The Myth of the Multi- Tasking Engineer Part I: What’s the Problem?

Almost 20 years into my engineering career now and having worked at both small and large engineering corporations I continue to hear some of the best and brightest engineers I know tell me how they are burned out and how much they dislike the industry they work in.  Many of them wonder if they made the right choice of careers to begin with.  Surprisingly, when you really get down to the foundational question, “Do you like what you do?” the answer is often times “yes”.  Civil engineers enjoy designing, analyzing, and problem solving.  In fact, I might argue that engineering could be one of the most satisfying career fields one could choose.  Why?  Ask yourself how often do experts in any profession not only get to solve a problem, but actually see what they have come up with built and know that what they designed provides benefit to hundreds, thousands, or potentially even millions of people.  That’s pretty cool.  Don’t get me wrong, I see other careers that certainly can provide job satisfaction as well, but my underlying premise here is that engineering isn’t the problem.  So what is burning out the best and the brightest I know?
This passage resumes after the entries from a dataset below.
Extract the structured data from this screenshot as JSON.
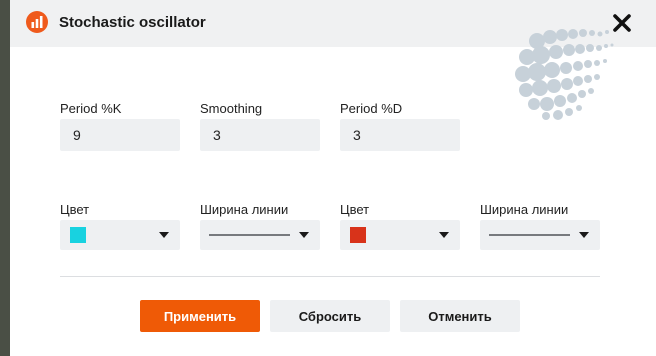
{
  "dialog": {
    "title": "Stochastic oscillator",
    "app_icon": "bar-chart-icon",
    "close_icon": "close-icon",
    "watermark_icon": "globe-logo-icon"
  },
  "params": [
    {
      "label": "Period %K",
      "value": "9"
    },
    {
      "label": "Smoothing",
      "value": "3"
    },
    {
      "label": "Period %D",
      "value": "3"
    }
  ],
  "styles": [
    {
      "label": "Цвет",
      "kind": "color",
      "color": "#18d2e0"
    },
    {
      "label": "Ширина линии",
      "kind": "line-width"
    },
    {
      "label": "Цвет",
      "kind": "color",
      "color": "#d8331a"
    },
    {
      "label": "Ширина линии",
      "kind": "line-width"
    }
  ],
  "buttons": {
    "apply": "Применить",
    "reset": "Сбросить",
    "cancel": "Отменить"
  },
  "colors": {
    "accent": "#ef5a06",
    "field_bg": "#eef0f2",
    "header_bg": "#f0f1f2"
  }
}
The answer for most, if you ask them, lies in the job expectations laid on them by the corporations they work for.  This blog post is not meant to bash any of those corporations as I see corporations as neutral in all of this in that organizations can be managed in numerous ways some of which lead to long-term success and others which lead to burn-out.  The term is sustainability.  Is the organizational structure of a consulting services corporation sustainable?  Does it encourage long-term commitment by the employees or just fair weather employees looking out for the largest paycheck they can get?  The bottom line is that the bottom line has resulted in pushing engineers into jobs and management positions that some of them are either not ready for, never really wanted, or weren’t trained for.  Additionally, asking them to perform multiple roles as they move up the career ladder essentially puts them into environments that promote burn-out.